After attending high school in Oregon and Vermont, Willie Kasayulie returned to Akiachak to promote tribal self-government. "I stated I would fight for the rights of my people, even though I might be discouraged," he said. "Never giving it any thought I would be doing it on a full-time basis." (Anchorage Daily News photo by Anne Raup)
By Sheila Toomey
Daily News reporter
Willie Kasayulie looked up the definition of ''nation'' in the dictionary, then came home to Southwestern Alaska and started one.
That's not how Kasayulie would put it. He would say the Yupiit nation has always existed. It's just been beaten down for 250 years -- a mere blip in the 30,000 years of Yup'ik history -- by a destructive, alien culture.
Kasayulie, 46, mirrors the evolution of other Native sovereignty leaders who were born into the tail end of the Bureau of Indian Affairs era, raised in the assimilation era, and radicalized in the settlement act era.
He wants to leave his five children and two grandchildren a healthy tribal community and has been working since his teens to make sure the new sovereignty flourishes, at least among the villages of Southwestern Alaska.
Born in Fairbanks, raised in Akiachak, 15 miles upriver from Bethel, Kasayulie went to the village Bureau of Indian Affairs school through sixth grade, then off to the BIA's Wrangell Institute for two years, followed by a year at a BIA school in Oregon. He ended up spending three years at a non-BIA high school in Vermont, beneficiary of something called the ''Better Chance Program'' for Native youth. He came home three times a year, and spent summers at Dartmouth College.
He missed home but recognized even then that the ''mainstream'' education was much more challenging, and more broadening, than anything offered by the BIA.
''It was a good thing for me because it allowed me to be exposed to Outside influences.''
He returned to Akiachak in 1971, the year the Alaska Native Claims Settlement Act became law, and took over management of the village-owned store. In less than three years, he was deep into village and regional politics.
ANCSA, a growing number of villagers argued, had not helped them address the issues they cared most about -- education, fish and game, child adoption, liquor and drug abusers. Villagers argued they were losing the ability to govern themselves, but the government imposed by outsiders didn't work, either, especially in court.
''We felt our people weren't getting fair justice because of the language barrier,'' Kasayulie said. ''Certain words used in white courts have no meaning in Yup'ik.''
The dictionary Kasayulie consulted said a nation was a people with a language, land and culture so he became an early advocate of using Yup'ik in the schools, along with English.
Inspired by an Oklahoma lawyer who suggested villagers explore tribal government as a way to take control of their lives, Kasayulie and a core group of friends began in 1983 to re-establish Yup'ik control over the country, barreling ahead with tribal police, courts, schools and a regional confederation called the Yupiit Nation, simply ignoring warnings that they couldn't do that sort of thing.
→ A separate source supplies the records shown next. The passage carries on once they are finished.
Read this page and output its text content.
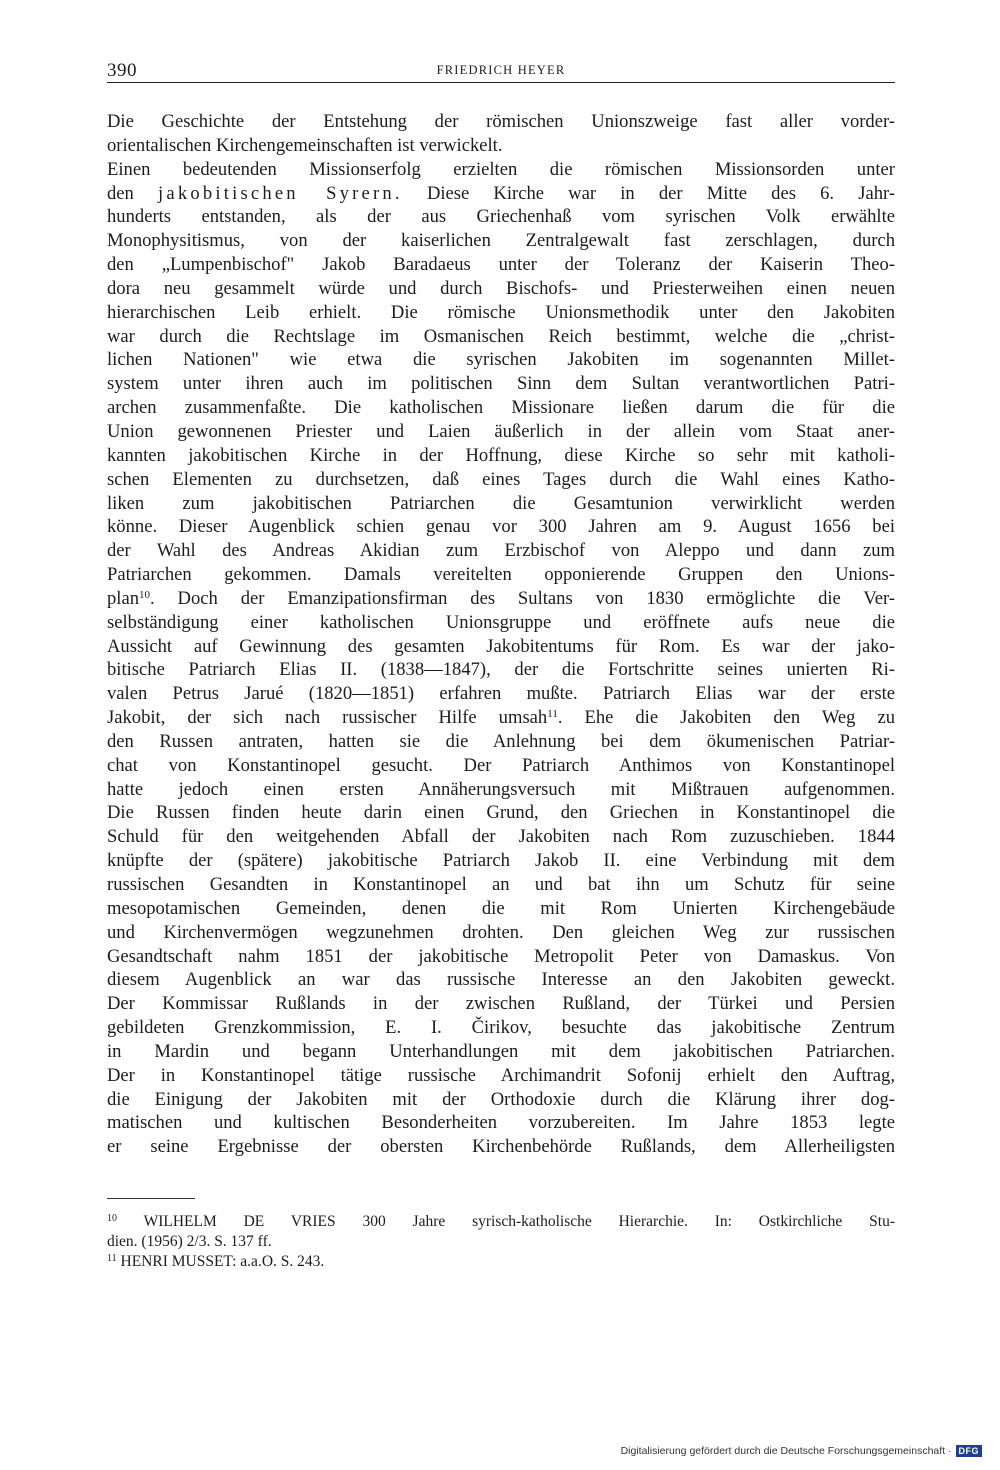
390	FRIEDRICH HEYER
Die Geschichte der Entstehung der römischen Unionszweige fast aller vorder-
orientalischen Kirchengemeinschaften ist verwickelt.
Einen bedeutenden Missionserfolg erzielten die römischen Missionsorden unter
den jakobitischen Syrern. Diese Kirche war in der Mitte des 6. Jahr-
hunderts entstanden, als der aus Griechenhaß vom syrischen Volk erwählte
Monophysitismus, von der kaiserlichen Zentralgewalt fast zerschlagen, durch
den „Lumpenbischof" Jakob Baradaeus unter der Toleranz der Kaiserin Theo-
dora neu gesammelt würde und durch Bischofs- und Priesterweihen einen neuen
hierarchischen Leib erhielt. Die römische Unionsmethodik unter den Jakobiten
war durch die Rechtslage im Osmanischen Reich bestimmt, welche die „christ-
lichen Nationen" wie etwa die syrischen Jakobiten im sogenannten Millet-
system unter ihren auch im politischen Sinn dem Sultan verantwortlichen Patri-
archen zusammenfaßte. Die katholischen Missionare ließen darum die für die
Union gewonnenen Priester und Laien äußerlich in der allein vom Staat aner-
kannten jakobitischen Kirche in der Hoffnung, diese Kirche so sehr mit katholi-
schen Elementen zu durchsetzen, daß eines Tages durch die Wahl eines Katho-
liken zum jakobitischen Patriarchen die Gesamtunion verwirklicht werden
könne. Dieser Augenblick schien genau vor 300 Jahren am 9. August 1656 bei
der Wahl des Andreas Akidian zum Erzbischof von Aleppo und dann zum
Patriarchen gekommen. Damals vereitelten opponierende Gruppen den Unions-
plan$^{10}$. Doch der Emanzipationsfirman des Sultans von 1830 ermöglichte die Ver-
selbständigung einer katholischen Unionsgruppe und eröffnete aufs neue die
Aussicht auf Gewinnung des gesamten Jakobitentums für Rom. Es war der jako-
bitische Patriarch Elias II. (1838—1847), der die Fortschritte seines unierten Ri-
valen Petrus Jarué (1820—1851) erfahren mußte. Patriarch Elias war der erste
Jakobit, der sich nach russischer Hilfe umsah$^{11}$. Ehe die Jakobiten den Weg zu
den Russen antraten, hatten sie die Anlehnung bei dem ökumenischen Patriar-
chat von Konstantinopel gesucht. Der Patriarch Anthimos von Konstantinopel
hatte jedoch einen ersten Annäherungsversuch mit Mißtrauen aufgenommen.
Die Russen finden heute darin einen Grund, den Griechen in Konstantinopel die
Schuld für den weitgehenden Abfall der Jakobiten nach Rom zuzuschieben. 1844
knüpfte der (spätere) jakobitische Patriarch Jakob II. eine Verbindung mit dem
russischen Gesandten in Konstantinopel an und bat ihn um Schutz für seine
mesopotamischen Gemeinden, denen die mit Rom Unierten Kirchengebäude
und Kirchenvermögen wegzunehmen drohten. Den gleichen Weg zur russischen
Gesandtschaft nahm 1851 der jakobitische Metropolit Peter von Damaskus. Von
diesem Augenblick an war das russische Interesse an den Jakobiten geweckt.
Der Kommissar Rußlands in der zwischen Rußland, der Türkei und Persien
gebildeten Grenzkommission, E. I. Čirikov, besuchte das jakobitische Zentrum
in Mardin und begann Unterhandlungen mit dem jakobitischen Patriarchen.
Der in Konstantinopel tätige russische Archimandrit Sofonij erhielt den Auftrag,
die Einigung der Jakobiten mit der Orthodoxie durch die Klärung ihrer dog-
matischen und kultischen Besonderheiten vorzubereiten. Im Jahre 1853 legte
er seine Ergebnisse der obersten Kirchenbehörde Rußlands, dem Allerheiligsten
$^{10}$ WILHELM DE VRIES 300 Jahre syrisch-katholische Hierarchie. In: Ostkirchliche Stu-
dien. (1956) 2/3. S. 137 ff.
$^{11}$ HENRI MUSSET: a.a.O. S. 243.
Digitalisierung gefördert durch die Deutsche Forschungsgemeinschaft · DFG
Always, said Kasayulie, he thought of Bethel, the horrible example of what his village might become if he failed. ''In Bethel, it's hard to get a Native elected.''
Over the years Kasayulie has carried just about every title, served on just about every board, lobbied just about every agency on behalf of his village and others in the area, including a year's stint as co-chairman of the state's biggest organization of indigenous people, the Alaska Federation of Natives. He recently stepped down after 23 years as head of the Akiachak Native Community.
Somewhere Kasayulie has a poem he wrote back in school. ''I stated I would fight for the rights of my people, even though I might be discouraged,'' he said. ''Never giving it any thought I would be doing it on a full-time basis.''
Full time. Not 40 hours a week. Full time meaning the rest of his life.